State forestry officials Saturday began reseeding watershed areas blackened in a 35,000-acre arson fire that destroyed seven homes and threatened dozens of others.
In Yellowstone National Park, where fires have burned half the park's 2.2 million acres, things were looking so good that more than half the 3,500 remaining firefighters, a "good chunk" of them Army soldiers and Marines, were being demobilized, spokeswoman Marsha Karle said."Things have been so quiet lately," Karle said.
Two fires were still burning in Yellowstone but rain and snow have ended the threat of expansion, Karle said.
The fire north of Vacaville, about 50 miles northeast of San Francisco, was completely contained and was to be fully controled by sundown, fire information officer Dianne Sanders said.
"Everything looks good," she said. "We've already started on rehabilitation of the burned areas, repairing roads and culverts and putting up fences that were damaged."

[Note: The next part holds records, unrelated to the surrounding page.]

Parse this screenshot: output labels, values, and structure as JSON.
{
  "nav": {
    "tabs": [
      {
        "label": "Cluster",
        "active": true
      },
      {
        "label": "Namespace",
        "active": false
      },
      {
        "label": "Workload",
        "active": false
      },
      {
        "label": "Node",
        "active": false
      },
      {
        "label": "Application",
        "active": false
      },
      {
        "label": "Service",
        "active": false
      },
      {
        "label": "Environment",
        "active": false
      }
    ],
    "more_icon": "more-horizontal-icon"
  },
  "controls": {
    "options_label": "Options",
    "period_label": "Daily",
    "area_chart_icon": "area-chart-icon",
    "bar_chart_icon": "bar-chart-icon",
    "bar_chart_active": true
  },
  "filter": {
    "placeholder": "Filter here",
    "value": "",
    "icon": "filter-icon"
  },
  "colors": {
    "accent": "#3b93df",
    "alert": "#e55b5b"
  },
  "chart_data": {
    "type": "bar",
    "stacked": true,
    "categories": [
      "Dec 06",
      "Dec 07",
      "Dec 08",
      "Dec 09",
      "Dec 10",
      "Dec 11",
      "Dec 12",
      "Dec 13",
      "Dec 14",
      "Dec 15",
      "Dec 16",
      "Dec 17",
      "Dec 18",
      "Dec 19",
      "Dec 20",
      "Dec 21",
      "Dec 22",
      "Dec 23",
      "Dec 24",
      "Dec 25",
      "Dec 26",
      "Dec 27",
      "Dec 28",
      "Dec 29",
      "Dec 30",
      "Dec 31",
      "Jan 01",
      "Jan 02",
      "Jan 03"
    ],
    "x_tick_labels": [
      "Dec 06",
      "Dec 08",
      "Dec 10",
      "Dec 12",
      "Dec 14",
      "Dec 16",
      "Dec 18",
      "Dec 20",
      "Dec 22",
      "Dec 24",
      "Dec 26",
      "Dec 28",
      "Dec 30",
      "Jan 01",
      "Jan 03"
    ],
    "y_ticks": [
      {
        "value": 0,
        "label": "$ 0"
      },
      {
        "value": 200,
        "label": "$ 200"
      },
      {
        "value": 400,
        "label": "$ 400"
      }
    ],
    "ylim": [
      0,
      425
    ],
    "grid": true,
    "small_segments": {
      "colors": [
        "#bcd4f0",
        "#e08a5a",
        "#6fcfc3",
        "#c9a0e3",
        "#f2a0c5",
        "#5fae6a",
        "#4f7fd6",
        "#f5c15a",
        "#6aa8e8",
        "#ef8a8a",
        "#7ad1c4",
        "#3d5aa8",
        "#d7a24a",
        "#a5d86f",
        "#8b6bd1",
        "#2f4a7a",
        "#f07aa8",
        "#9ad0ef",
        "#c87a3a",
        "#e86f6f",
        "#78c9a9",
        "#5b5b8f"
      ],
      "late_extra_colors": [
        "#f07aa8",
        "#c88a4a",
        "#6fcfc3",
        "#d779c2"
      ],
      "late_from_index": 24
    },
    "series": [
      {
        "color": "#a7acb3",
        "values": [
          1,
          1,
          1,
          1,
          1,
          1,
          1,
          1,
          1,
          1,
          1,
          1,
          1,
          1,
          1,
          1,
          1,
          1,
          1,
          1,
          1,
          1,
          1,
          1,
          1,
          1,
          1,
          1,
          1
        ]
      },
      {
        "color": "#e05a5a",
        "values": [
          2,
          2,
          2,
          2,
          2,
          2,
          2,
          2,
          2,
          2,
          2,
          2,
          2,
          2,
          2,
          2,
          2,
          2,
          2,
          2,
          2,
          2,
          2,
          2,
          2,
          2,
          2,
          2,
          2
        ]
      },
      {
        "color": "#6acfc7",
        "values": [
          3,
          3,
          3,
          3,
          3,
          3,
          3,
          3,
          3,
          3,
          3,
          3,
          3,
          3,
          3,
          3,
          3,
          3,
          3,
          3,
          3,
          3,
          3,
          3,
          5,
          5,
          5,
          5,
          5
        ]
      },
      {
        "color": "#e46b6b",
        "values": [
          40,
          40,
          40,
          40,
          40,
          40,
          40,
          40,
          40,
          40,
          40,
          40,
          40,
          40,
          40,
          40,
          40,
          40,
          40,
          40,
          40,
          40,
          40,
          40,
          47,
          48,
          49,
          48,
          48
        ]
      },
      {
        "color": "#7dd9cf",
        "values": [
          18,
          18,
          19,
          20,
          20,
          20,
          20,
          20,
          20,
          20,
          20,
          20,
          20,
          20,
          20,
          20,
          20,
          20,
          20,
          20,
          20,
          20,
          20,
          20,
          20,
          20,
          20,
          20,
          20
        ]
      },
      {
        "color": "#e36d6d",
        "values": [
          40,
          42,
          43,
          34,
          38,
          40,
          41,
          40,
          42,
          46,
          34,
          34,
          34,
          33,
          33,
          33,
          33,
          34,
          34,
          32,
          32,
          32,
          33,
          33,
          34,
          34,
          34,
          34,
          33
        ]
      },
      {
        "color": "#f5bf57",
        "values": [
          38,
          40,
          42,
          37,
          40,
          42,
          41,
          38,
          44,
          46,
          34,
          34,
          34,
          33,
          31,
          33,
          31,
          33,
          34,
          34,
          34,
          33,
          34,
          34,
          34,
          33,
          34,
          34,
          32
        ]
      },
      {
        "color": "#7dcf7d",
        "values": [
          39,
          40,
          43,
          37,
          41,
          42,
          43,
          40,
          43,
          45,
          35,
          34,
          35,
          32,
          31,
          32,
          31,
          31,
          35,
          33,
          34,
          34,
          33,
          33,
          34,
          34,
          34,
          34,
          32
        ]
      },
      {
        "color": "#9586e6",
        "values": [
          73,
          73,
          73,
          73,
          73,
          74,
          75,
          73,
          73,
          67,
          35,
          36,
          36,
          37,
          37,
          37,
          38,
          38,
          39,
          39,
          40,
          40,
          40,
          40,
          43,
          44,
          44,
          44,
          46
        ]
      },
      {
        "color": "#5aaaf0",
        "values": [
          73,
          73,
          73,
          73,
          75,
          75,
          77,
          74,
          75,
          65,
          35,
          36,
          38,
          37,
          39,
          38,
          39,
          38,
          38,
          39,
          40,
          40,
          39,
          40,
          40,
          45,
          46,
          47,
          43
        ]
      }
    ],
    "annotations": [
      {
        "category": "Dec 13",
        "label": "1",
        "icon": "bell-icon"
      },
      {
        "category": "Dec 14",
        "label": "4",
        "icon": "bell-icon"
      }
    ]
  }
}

She said the rehabilitation included reseeding of the area. Most of the 2,000 firefighters who worked on the fire last week were being sent home, she added.
Fanned by 50 mph winds, the fire spread quickly last Sunday and Monday through dry grass and brush in a hilly, sparsely populated area. Seven homes and 11 other structures were destroyed.
The investigation into the arson continued.
Elsewhere, quick action by firefighters in Washington state kept a fire sparked by a trash burn from becoming the West's next major inferno.
Near Chelan, Wash., a debris-burning fire got out of control Friday and sparked a wildfire that raced to 6,000 acres before being slowed by cooler temperatures. The fire was contained overnight.